Nach Pflegeskandal kommt neues Kontrollsystem in NÖ
Der Skandal im privaten Pflegeheim "Clementinum" in Kirchstetten, Bezirk St. Pölten, war zuletzt der Turbo für die Neustrukturierung der Pflegeaufsicht in NÖ. Während sich das Land als behördliches Kontrollorgan nun stärker auf die Einhaltung gesetzlicher Rahmenbedingungen beschränken will, soll die nö. Patientenanwaltschaft ab April eine neue Anlaufstelle für Pflegebeschwerden werden. Dabei geht es nicht nur darum, ein anonymes Beschwerde-Management zu führen, sondern auch "proaktiv und präventiv" tätig zu werden, um Fehler in den mehr als 100 landeseigenen und privaten Pflegeheimen in NÖ aufzuspüren.

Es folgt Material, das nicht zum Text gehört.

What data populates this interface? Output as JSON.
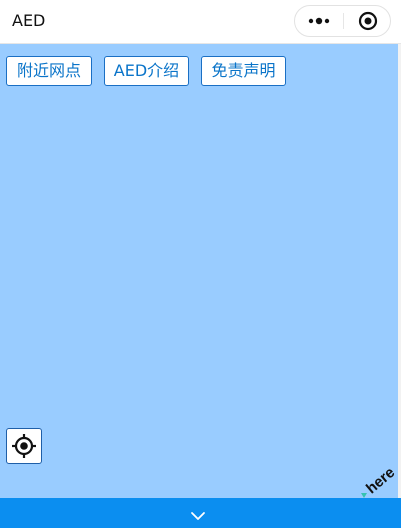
{
  "window": {
    "title": "AED"
  },
  "capsule": {
    "more_icon": "more-dots-icon",
    "close_icon": "close-circle-icon"
  },
  "tabs": [
    {
      "label": "附近网点"
    },
    {
      "label": "AED介绍"
    },
    {
      "label": "免责声明"
    }
  ],
  "map": {
    "background_color": "#99ccff",
    "attribution": "here",
    "locate_icon": "crosshair-icon"
  },
  "bottom_bar": {
    "color": "#0b8ef0",
    "icon": "chevron-down-icon"
  }
}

Wie berichtet, soll es im "Clementinum" zu Übergriffen auf Klienten gekommen sein. Gegen vier ehemalige Mitarbeiter, die alle Schuld von sich weisen, wird ermittelt. Ob es allerdings auch zu einer Anklage kommt, ist laut Staatsanwaltschaft St. Pölten noch nicht entschieden. Möglicherweise müssen die Erhebungen der Polizei noch weitergeführt werden.
Das neue Modell der nö. Patientenanwaltschaft beinhaltet mehrere Eckpunkte: Neben einem unabhängigen Blick auf die Strukturen und Tagesabläufe in den Pflegeheimen – dazu zählen etwa Leitung, Hierarchie, Zusammenarbeit im Team, Betreuung und Bewohnerrechte – geht es auch um einen niederschwelligen Zugang für betroffene Heimbewohner oder deren Angehörige.
Frühwarnung
Um Kontrollen qualifiziert durchzuführen, wird es ein Frühwarnsystem geben. "In der ersten Stufe sammeln wir Infos", sagt Patientenanwalt Gerald Bachinger und zählt dafür ein Meldesystem, Befragungen, das Auswerten von Beschwerden sowie das Vernetzen mit ehrenamtlichen Mitarbeitern und Rettungssanitätern auf.
In der Vergangenheit habe die Patientenanwaltschaft nur reagiert, wenn es Anhaltspunkte für Probleme in Heimen gegeben habe, jetzt wolle man präventiv und proaktiv tätig werden. Bachinger schließt jedoch routinemäßige Überprüfungen aller 48 landeseigenen und 62 privaten Pflegeheime aus. "Wir wollen auf niemanden mit dem Finger zeigen, sondern praxisorientierte Lösungen liefern", sagt Bachinger. Dafür soll es Analysen, Kontakte vor Ort und Ansätze geben.
Fehlermanagement
Um Verbesserungen in der Pflege zu erzielen, hofft Soziallandesrätin Barbara Schwarz auf ein gelebtes Fehlermanagement: "Das sollte wie bei einer Fluglinie funktionieren. Sobald es an Bord einen Fehler gibt, wird dieser gemeldet und an der Behebung und zukünftigen Vermeidung gearbeitet." Auch bei den besten Systemen gebe es keine Garantie dafür, dass nicht wieder etwas passiert, es gelte aber, die Latte weiter nach oben zu schieben, meint Bachinger.
Gerade bei krimineller Energie könne eine Vertuschung nicht ausgeschlossen werden. "Aber jeder hat eine Chance verdient, der Fehler in Zukunft vermeiden will. Wenn es wiederholt zu Verfehlungen kommt, muss es jedoch personelle Konsequenzen geben", meint Schwarz.